L'une de ces sociétés est Terma, le plus grand fabricant du secteur de la défense et de l’aérospatial au Danemark.

Terma fournit actuellement son système radar SCANTER 6002 à Lockheed Martin Canada, sélectionné par Irving Shipbuilding Inc. pour équiper de son système de gestion du combat (CMS 330) la nouvelle flotte de navires de patrouille extracôtiers et de l'Arctique (NPEA) de la Marine royale canadienne en cours de production au chantier naval de Halifax.

Les NPEA avaient besoin du savoir-faire unique de Terma, et Nanowave a été choisie comme partenaire en recherche-développement de Terma, qui a historiquement fait tous les travaux d'innovation en interne.

Le partenariat entre Terma et Nanowave s’inscrit dans le cadre de l’importante politique des retombées industrielles et régionales (RIR) canadienne. Le programme RIR s’assure que 100 % de la valeur d'un contrat important lié à la défense est dépensée au Canada. Le travail effectué par Lockheed Martin Canada avec Terma, basée au Danemark, est partiellement compensé par le travail de Terma avec Nanowave.

Au cours des 25 dernières années, Nanowave a fait ses preuves en matière de fiabilité en fournissant des équipements de radar, de communications par satellite et de radioastronomie qui sont utilisés sur différentes plateformes du secteur de la défense et de l’aérospatial. La société a placé l'innovation au cœur de tout ce qu'elle fait. Plus de 80 % de ses ingénieurs sont titulaires d’un diplôme d'études supérieures et l'entreprise a de plus forgé des partenariats de recherche à long terme avec certaines des plus grandes universités, dont Georgia Tech et l'Université de l'Oklahoma.

Le Président et directeur général de Nanowave, Justin Miller, a dit qu’« en tant que petite entreprise canadienne en concurrence avec des concurrents internationaux beaucoup plus grands, nous avons fait de la différenciation notre stratégie en investissant constamment dans l’excellence sur le plan de la conception et de la fabrication ». 

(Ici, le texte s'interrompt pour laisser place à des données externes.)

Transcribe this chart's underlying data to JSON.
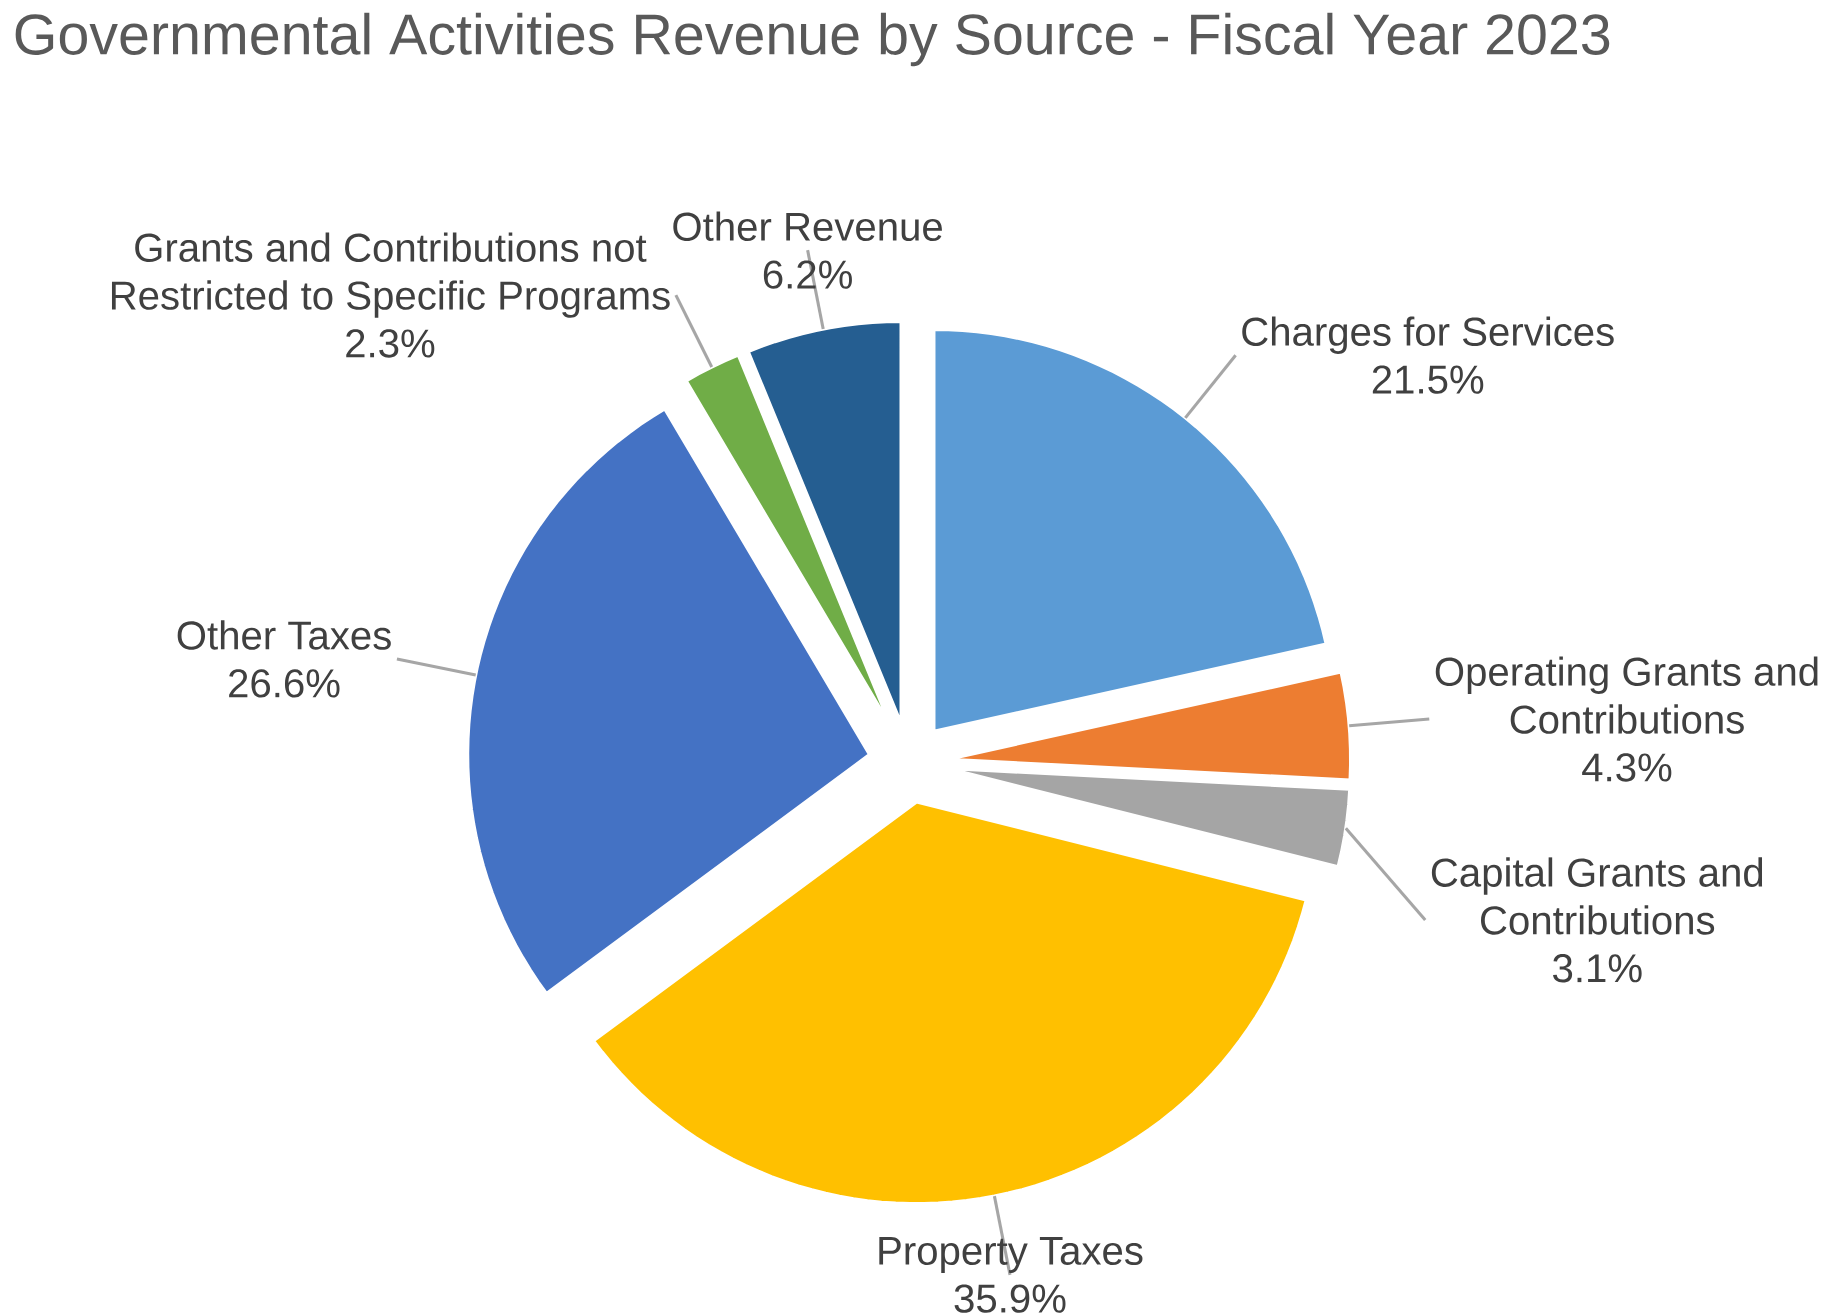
{
  "chart_data": {
    "type": "pie",
    "title": "Governmental Activities Revenue by Source - Fiscal Year 2023",
    "categories": [
      "Charges for Services",
      "Operating Grants and Contributions",
      "Capital Grants and Contributions",
      "Property Taxes",
      "Other Taxes",
      "Grants and Contributions not Restricted to Specific Programs",
      "Other Revenue"
    ],
    "values": [
      21.5,
      4.3,
      3.1,
      35.9,
      26.6,
      2.3,
      6.2
    ],
    "value_labels": [
      "21.5%",
      "4.3%",
      "3.1%",
      "35.9%",
      "26.6%",
      "2.3%",
      "6.2%"
    ],
    "colors": [
      "#5b9bd5",
      "#ed7d31",
      "#a5a5a5",
      "#ffc000",
      "#4472c4",
      "#70ad47",
      "#255e91"
    ]
  }
}
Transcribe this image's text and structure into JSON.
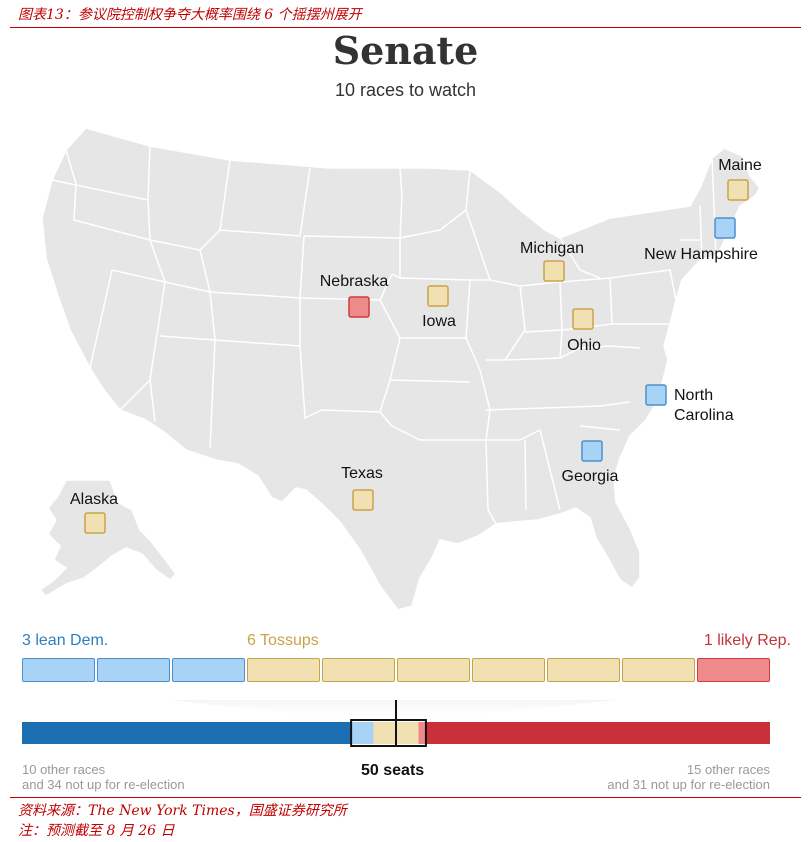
{
  "caption": "图表13：参议院控制权争夺大概率围绕 6 个摇摆州展开",
  "title": "Senate",
  "subtitle": "10 races to watch",
  "colors": {
    "lean_dem_fill": "#a9d3f5",
    "lean_dem_stroke": "#4a90d2",
    "tossup_fill": "#f0e0b2",
    "tossup_stroke": "#c9a349",
    "likely_rep_fill": "#ef8a8a",
    "likely_rep_stroke": "#cc3d3d",
    "dem_bar": "#1d6fb4",
    "rep_bar": "#c8313a",
    "land": "#e6e6e6",
    "border": "#ffffff"
  },
  "map": {
    "states": [
      {
        "name": "Maine",
        "rating": "tossup"
      },
      {
        "name": "New Hampshire",
        "rating": "lean_dem"
      },
      {
        "name": "Michigan",
        "rating": "tossup"
      },
      {
        "name": "Nebraska",
        "rating": "likely_rep"
      },
      {
        "name": "Iowa",
        "rating": "tossup"
      },
      {
        "name": "Ohio",
        "rating": "tossup"
      },
      {
        "name": "North Carolina",
        "rating": "lean_dem"
      },
      {
        "name": "Georgia",
        "rating": "lean_dem"
      },
      {
        "name": "Texas",
        "rating": "tossup"
      },
      {
        "name": "Alaska",
        "rating": "tossup"
      }
    ]
  },
  "ratings": {
    "lean_dem": {
      "label": "3 lean Dem.",
      "count": 3
    },
    "tossup": {
      "label": "6 Tossups",
      "count": 6
    },
    "likely_rep": {
      "label": "1 likely Rep.",
      "count": 1
    }
  },
  "seat_bar": {
    "total_seats": 100,
    "dem_safe_seats": 44,
    "rep_safe_seats": 46,
    "majority_label": "50 seats",
    "left_note": [
      "10 other races",
      "and 34 not up for re-election"
    ],
    "right_note": [
      "15 other races",
      "and 31 not up for re-election"
    ]
  },
  "source": "资料来源：The New York Times，国盛证券研究所",
  "note": "注：预测截至 8 月 26 日"
}
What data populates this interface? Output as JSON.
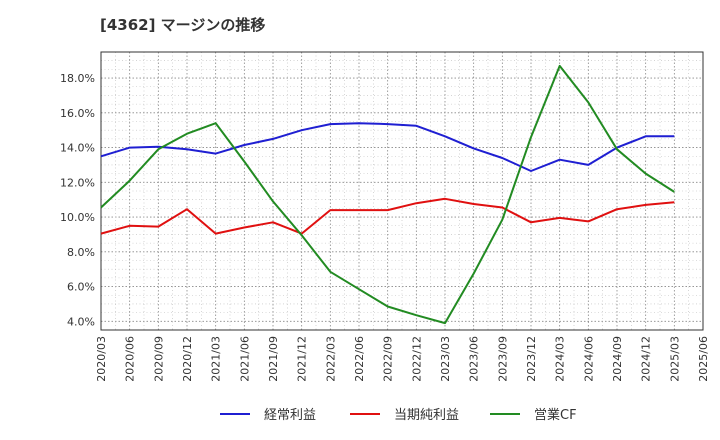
{
  "title": "[4362]  マージンの推移",
  "chart_data": {
    "type": "line",
    "title": "[4362]  マージンの推移",
    "xlabel": "",
    "ylabel": "",
    "x": [
      "2020/03",
      "2020/06",
      "2020/09",
      "2020/12",
      "2021/03",
      "2021/06",
      "2021/09",
      "2021/12",
      "2022/03",
      "2022/06",
      "2022/09",
      "2022/12",
      "2023/03",
      "2023/06",
      "2023/09",
      "2023/12",
      "2024/03",
      "2024/06",
      "2024/09",
      "2024/12",
      "2025/03",
      "2025/06"
    ],
    "y_ticks": [
      "4.0%",
      "6.0%",
      "8.0%",
      "10.0%",
      "12.0%",
      "14.0%",
      "16.0%",
      "18.0%"
    ],
    "ylim": [
      3.5,
      19.5
    ],
    "grid": true,
    "legend_position": "bottom",
    "series": [
      {
        "name": "経常利益",
        "color": "#1f1fd2",
        "values": [
          13.5,
          14.0,
          14.05,
          13.9,
          13.65,
          14.15,
          14.5,
          15.0,
          15.35,
          15.4,
          15.35,
          15.25,
          14.65,
          13.95,
          13.4,
          12.65,
          13.3,
          13.0,
          14.0,
          14.65,
          14.65,
          null
        ]
      },
      {
        "name": "当期純利益",
        "color": "#e01010",
        "values": [
          9.05,
          9.5,
          9.45,
          10.45,
          9.05,
          9.4,
          9.7,
          9.05,
          10.4,
          10.4,
          10.4,
          10.8,
          11.05,
          10.75,
          10.55,
          9.7,
          9.95,
          9.75,
          10.45,
          10.7,
          10.85,
          null
        ]
      },
      {
        "name": "営業CF",
        "color": "#228b22",
        "values": [
          10.55,
          12.1,
          13.9,
          14.8,
          15.4,
          13.2,
          10.9,
          8.95,
          6.85,
          5.85,
          4.85,
          4.35,
          3.9,
          6.75,
          9.85,
          14.6,
          18.7,
          16.6,
          13.9,
          12.5,
          11.45,
          null
        ]
      }
    ]
  }
}
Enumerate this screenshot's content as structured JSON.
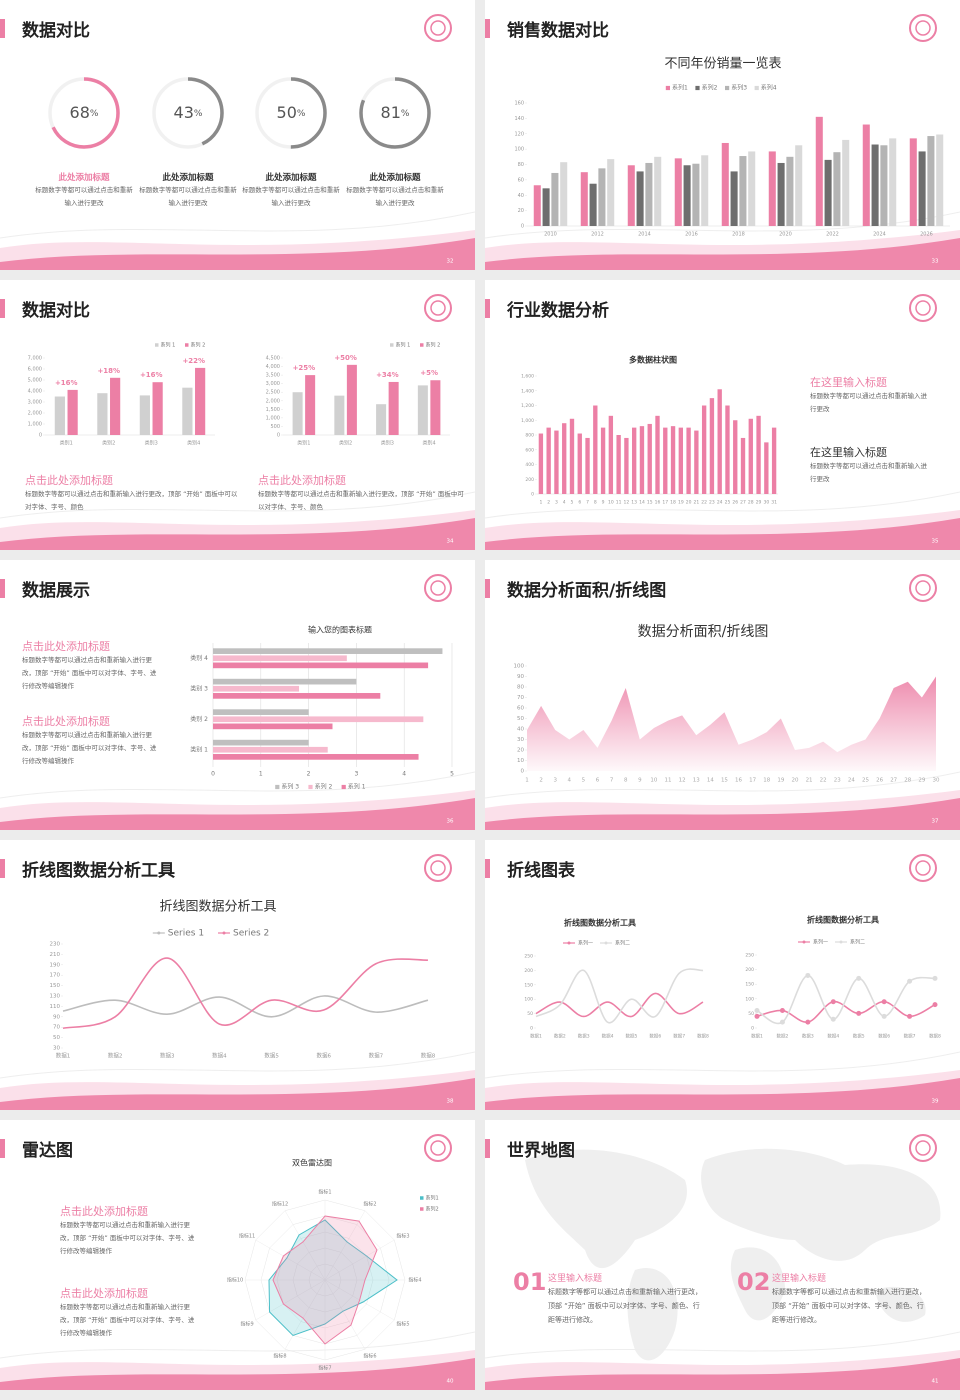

Les techniques d’ingénierie et de fabrication mises au point pour répondre aux exigences de l'émetteur de Terma aideront Nanowave à repousser encore plus loin les limites de l'innovation. Ce contrat, qui combine un montant d'environ un million de dollars en financement externe pour la R et D et qui est égalé par le financement interne de R et D de Nanowave, va permettre de recruter environ 15 membres de personnel hautement qualifiés – dont plus de la moitié sont des femmes.

Le partenariat de Nanowave avec Terma et Lockheed Martin Canada aura aussi une incidence considérable sur les aspirations mondiales de l’entreprise. « Conclure des partenariats innovants et commencer des projets de codéveloppement avec des entreprises de défense opérant à l’international, comme Terma et Lockheed Martin, est essentiel pour les entreprises de haute technologie locales, comme la nôtre, qui comptent presque exclusivement sur les exportations pour prospérer », a ajouté Miller. « Notre travail en conséquence de la Stratégie nationale de construction navale nous permet de mettre au point des solutions uniques que nous pouvons livrer sur le marché international, et ainsi créer des emplois hautement qualifiés au Canada. »

Les travaux au chantier naval de Halifax visant à construire la future flotte de la Marine royale du Canada, dans le cadre de la Stratégie nationale de construction navale, profitent aux Canadiens d’un océan à l’autre. Entre 2013 et 2022, l’activité économique prévue au Canada se chiffre à plus de 3,17 milliards $, au titre de la modernisation des installations du chantier naval de Halifax et de la construction des NPEA.